(hypothetical? bogus?) TSAN failure reported in ForkJoinPool (JDK11 and "refresh" versions)

classic Classic list List threaded Threaded
9 messages Options
Reply | Threaded
Open this post in threaded view
|

(hypothetical? bogus?) TSAN failure reported in ForkJoinPool (JDK11 and "refresh" versions)

JSR166 Concurrency mailing list
Hi,

Lately we've been running most of our continuous builds with TSAN. When we updated to the JDK11 runtime, we started getting reports of a race when handing a task to a ForkJoinPool.
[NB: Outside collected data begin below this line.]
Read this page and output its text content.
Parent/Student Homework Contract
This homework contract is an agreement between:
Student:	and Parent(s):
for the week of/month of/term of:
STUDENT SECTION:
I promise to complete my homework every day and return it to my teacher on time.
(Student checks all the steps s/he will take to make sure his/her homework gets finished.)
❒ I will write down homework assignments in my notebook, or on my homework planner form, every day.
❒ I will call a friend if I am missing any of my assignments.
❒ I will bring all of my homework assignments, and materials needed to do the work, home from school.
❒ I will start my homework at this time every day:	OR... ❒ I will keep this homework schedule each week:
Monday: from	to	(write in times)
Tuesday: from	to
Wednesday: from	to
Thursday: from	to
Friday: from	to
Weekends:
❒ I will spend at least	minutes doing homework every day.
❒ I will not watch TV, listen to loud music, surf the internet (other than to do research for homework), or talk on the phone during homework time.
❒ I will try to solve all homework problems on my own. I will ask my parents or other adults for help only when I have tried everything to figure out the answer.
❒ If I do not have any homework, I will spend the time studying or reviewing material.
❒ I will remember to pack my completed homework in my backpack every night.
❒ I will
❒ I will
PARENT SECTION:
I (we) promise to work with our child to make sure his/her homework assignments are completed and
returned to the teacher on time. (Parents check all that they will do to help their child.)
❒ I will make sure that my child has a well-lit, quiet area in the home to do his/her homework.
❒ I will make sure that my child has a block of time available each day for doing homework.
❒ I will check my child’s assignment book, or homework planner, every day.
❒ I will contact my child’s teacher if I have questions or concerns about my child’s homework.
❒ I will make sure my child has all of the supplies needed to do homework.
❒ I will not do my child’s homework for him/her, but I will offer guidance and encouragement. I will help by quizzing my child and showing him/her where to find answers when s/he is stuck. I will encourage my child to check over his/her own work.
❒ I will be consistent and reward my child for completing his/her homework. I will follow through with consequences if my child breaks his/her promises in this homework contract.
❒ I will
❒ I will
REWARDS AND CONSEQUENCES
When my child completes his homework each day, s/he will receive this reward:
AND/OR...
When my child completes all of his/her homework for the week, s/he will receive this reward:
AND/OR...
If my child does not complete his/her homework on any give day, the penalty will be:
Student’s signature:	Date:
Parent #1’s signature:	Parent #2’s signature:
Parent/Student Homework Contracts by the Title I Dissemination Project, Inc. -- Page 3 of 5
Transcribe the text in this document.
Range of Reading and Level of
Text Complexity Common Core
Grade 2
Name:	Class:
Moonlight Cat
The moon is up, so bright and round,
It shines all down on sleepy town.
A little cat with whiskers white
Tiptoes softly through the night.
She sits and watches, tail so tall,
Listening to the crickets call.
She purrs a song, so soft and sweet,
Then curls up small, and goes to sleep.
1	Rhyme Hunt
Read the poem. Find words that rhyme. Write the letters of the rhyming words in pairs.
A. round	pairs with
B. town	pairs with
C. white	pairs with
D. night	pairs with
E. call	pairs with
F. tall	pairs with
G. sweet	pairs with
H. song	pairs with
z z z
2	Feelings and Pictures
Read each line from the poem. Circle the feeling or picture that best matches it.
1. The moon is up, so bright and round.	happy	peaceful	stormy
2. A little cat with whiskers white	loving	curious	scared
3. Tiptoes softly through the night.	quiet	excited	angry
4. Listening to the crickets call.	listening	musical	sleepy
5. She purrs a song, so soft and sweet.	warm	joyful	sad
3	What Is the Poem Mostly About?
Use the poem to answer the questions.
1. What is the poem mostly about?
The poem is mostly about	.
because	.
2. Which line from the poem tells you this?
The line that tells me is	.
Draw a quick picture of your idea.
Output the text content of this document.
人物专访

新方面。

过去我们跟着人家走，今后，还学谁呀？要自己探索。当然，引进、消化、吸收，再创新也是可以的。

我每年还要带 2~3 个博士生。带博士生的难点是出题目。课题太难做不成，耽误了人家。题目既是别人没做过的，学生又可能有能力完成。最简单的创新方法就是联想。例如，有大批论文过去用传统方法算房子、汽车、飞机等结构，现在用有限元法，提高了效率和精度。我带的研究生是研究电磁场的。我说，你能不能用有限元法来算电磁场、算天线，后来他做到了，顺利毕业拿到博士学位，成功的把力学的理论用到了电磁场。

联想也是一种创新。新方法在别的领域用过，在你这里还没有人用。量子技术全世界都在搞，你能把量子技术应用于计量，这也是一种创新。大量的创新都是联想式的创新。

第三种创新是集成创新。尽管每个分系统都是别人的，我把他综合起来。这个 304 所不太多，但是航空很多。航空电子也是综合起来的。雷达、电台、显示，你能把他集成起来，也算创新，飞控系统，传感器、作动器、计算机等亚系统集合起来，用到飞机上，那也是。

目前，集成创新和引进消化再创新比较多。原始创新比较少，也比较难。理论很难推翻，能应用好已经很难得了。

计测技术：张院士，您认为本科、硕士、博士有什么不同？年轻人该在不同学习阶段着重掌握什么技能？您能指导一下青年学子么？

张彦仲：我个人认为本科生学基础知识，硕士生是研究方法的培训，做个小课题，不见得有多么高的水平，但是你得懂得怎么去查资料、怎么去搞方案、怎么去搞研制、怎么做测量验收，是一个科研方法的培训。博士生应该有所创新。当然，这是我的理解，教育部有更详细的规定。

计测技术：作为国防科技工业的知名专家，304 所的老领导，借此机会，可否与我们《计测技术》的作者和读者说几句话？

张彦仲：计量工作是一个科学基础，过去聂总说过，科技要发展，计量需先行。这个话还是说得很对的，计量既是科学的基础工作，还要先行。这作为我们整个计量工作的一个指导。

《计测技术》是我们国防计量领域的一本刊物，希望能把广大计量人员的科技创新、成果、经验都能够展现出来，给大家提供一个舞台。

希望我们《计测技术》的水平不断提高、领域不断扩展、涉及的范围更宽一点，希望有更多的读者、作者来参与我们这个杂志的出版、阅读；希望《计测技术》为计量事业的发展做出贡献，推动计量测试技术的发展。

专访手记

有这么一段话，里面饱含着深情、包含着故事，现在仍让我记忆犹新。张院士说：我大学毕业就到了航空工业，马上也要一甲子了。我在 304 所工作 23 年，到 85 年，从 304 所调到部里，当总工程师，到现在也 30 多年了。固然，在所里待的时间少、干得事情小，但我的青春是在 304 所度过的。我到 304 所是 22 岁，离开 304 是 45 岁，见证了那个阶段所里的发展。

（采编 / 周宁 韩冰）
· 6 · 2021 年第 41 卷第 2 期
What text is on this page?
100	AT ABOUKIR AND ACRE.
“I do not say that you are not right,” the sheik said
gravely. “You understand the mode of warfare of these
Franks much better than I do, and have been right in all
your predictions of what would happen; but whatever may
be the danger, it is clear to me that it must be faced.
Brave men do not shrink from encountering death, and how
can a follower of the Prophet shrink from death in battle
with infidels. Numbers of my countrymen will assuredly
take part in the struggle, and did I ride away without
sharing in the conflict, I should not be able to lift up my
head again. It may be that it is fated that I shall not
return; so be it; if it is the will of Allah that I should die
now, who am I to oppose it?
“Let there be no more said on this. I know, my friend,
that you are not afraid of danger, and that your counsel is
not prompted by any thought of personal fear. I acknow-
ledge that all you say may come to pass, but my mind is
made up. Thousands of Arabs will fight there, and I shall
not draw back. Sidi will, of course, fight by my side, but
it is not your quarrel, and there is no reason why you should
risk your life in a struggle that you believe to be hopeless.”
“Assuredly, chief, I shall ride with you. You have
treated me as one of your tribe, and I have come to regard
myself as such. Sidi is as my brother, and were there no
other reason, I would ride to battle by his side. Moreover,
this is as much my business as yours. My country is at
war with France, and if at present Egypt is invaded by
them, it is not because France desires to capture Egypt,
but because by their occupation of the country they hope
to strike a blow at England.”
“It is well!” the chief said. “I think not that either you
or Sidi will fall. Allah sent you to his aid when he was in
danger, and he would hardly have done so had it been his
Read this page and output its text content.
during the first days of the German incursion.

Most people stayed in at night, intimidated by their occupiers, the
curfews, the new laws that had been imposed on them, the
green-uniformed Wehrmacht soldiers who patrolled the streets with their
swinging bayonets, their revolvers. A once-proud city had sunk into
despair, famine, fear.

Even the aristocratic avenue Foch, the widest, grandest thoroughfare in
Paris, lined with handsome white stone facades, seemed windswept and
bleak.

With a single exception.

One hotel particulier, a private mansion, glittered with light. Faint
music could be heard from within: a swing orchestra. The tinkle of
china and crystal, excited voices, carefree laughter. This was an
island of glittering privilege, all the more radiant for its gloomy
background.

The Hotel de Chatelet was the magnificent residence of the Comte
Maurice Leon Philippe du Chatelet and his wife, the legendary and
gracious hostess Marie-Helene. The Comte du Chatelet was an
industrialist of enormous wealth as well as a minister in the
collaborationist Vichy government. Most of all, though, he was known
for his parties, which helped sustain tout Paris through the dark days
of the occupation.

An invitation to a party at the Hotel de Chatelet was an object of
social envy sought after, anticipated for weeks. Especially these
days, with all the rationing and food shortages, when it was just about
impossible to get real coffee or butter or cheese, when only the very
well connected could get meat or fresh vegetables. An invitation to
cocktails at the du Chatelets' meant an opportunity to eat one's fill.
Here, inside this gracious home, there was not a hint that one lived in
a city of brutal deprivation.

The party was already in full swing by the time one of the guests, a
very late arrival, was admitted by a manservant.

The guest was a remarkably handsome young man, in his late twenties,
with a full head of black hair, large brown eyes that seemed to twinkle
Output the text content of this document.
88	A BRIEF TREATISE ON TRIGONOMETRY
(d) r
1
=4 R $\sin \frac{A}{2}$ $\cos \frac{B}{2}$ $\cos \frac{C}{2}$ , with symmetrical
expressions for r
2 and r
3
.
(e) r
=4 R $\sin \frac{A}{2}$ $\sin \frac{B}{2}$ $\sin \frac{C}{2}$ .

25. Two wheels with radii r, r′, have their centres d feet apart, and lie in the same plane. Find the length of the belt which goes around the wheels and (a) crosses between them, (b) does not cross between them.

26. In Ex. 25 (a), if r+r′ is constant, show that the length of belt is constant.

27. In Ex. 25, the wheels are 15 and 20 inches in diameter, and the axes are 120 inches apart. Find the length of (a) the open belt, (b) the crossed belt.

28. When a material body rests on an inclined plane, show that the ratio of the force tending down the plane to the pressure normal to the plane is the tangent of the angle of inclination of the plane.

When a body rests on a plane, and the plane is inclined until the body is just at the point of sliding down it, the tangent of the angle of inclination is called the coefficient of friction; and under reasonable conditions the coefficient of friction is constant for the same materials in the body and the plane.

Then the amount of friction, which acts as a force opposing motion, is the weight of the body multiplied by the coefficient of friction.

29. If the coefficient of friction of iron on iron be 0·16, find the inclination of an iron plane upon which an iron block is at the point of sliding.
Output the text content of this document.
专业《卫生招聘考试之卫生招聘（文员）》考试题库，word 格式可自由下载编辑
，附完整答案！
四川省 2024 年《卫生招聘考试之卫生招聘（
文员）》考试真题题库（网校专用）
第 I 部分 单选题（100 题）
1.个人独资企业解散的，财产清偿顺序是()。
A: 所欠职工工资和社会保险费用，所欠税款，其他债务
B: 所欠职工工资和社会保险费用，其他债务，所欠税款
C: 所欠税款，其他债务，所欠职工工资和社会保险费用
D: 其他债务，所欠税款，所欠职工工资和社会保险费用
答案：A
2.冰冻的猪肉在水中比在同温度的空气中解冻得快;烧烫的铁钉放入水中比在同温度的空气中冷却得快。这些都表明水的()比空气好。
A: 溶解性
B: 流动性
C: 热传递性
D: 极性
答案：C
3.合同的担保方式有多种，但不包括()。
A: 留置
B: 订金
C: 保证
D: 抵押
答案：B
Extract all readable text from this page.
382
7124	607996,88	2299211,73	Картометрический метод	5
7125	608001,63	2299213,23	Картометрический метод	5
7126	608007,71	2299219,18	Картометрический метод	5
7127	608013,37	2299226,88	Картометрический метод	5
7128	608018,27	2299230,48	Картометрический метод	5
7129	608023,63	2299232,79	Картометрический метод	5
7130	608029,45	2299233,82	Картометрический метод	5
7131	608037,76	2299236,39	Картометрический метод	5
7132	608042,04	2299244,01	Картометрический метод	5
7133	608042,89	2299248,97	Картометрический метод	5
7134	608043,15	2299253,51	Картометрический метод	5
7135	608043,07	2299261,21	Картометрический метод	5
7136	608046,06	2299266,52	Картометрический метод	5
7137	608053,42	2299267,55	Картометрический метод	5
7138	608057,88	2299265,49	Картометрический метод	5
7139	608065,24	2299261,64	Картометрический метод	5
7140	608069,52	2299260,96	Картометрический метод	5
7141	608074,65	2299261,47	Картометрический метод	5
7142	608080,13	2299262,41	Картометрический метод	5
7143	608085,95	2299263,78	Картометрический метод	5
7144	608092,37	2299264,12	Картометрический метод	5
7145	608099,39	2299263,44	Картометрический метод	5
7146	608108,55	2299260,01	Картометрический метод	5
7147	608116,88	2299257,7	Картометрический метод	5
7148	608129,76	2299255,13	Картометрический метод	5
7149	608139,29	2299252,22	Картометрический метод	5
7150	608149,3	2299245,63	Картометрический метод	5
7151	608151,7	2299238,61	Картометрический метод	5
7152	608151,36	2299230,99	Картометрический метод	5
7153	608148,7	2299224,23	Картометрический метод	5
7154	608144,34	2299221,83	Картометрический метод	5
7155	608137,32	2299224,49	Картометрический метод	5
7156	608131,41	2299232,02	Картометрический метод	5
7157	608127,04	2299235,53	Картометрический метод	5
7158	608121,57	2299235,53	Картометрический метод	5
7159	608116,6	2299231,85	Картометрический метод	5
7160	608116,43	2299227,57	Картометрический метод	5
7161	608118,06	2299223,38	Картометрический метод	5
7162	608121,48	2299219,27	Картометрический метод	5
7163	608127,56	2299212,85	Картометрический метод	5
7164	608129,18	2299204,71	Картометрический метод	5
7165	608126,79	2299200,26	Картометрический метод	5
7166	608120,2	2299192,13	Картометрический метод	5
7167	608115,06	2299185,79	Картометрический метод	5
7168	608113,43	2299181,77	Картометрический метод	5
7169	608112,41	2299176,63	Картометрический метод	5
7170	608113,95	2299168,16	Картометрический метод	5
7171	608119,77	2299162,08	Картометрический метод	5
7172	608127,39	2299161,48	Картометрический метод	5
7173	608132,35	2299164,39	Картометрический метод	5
I see the same race when running with the "refresh" ForkJoinPool (assuming that's what I still get when I download http://gee.cs.oswego.edu/dl/concurrent/dist/jsr166.jar nowadays).

The very rough form of the code is executing a job like this:

class Job implements Runnable {
  boolean b = true;

  public void run() {
    if (!b) { ... }
  }
}

TSAN reports a race between the write of b (in the submitting thread) and the read (in the pool thread).

After staring at ForkJoinPool code a little, I'm not completely clear on whether there's necessarily a happens-before edge between the plain write of the task and the acquire read, at least when the worker was already running beforehand. I see a subsequent casSlotToNull, but that's a weakCompareAndSet, so I don't think that helps?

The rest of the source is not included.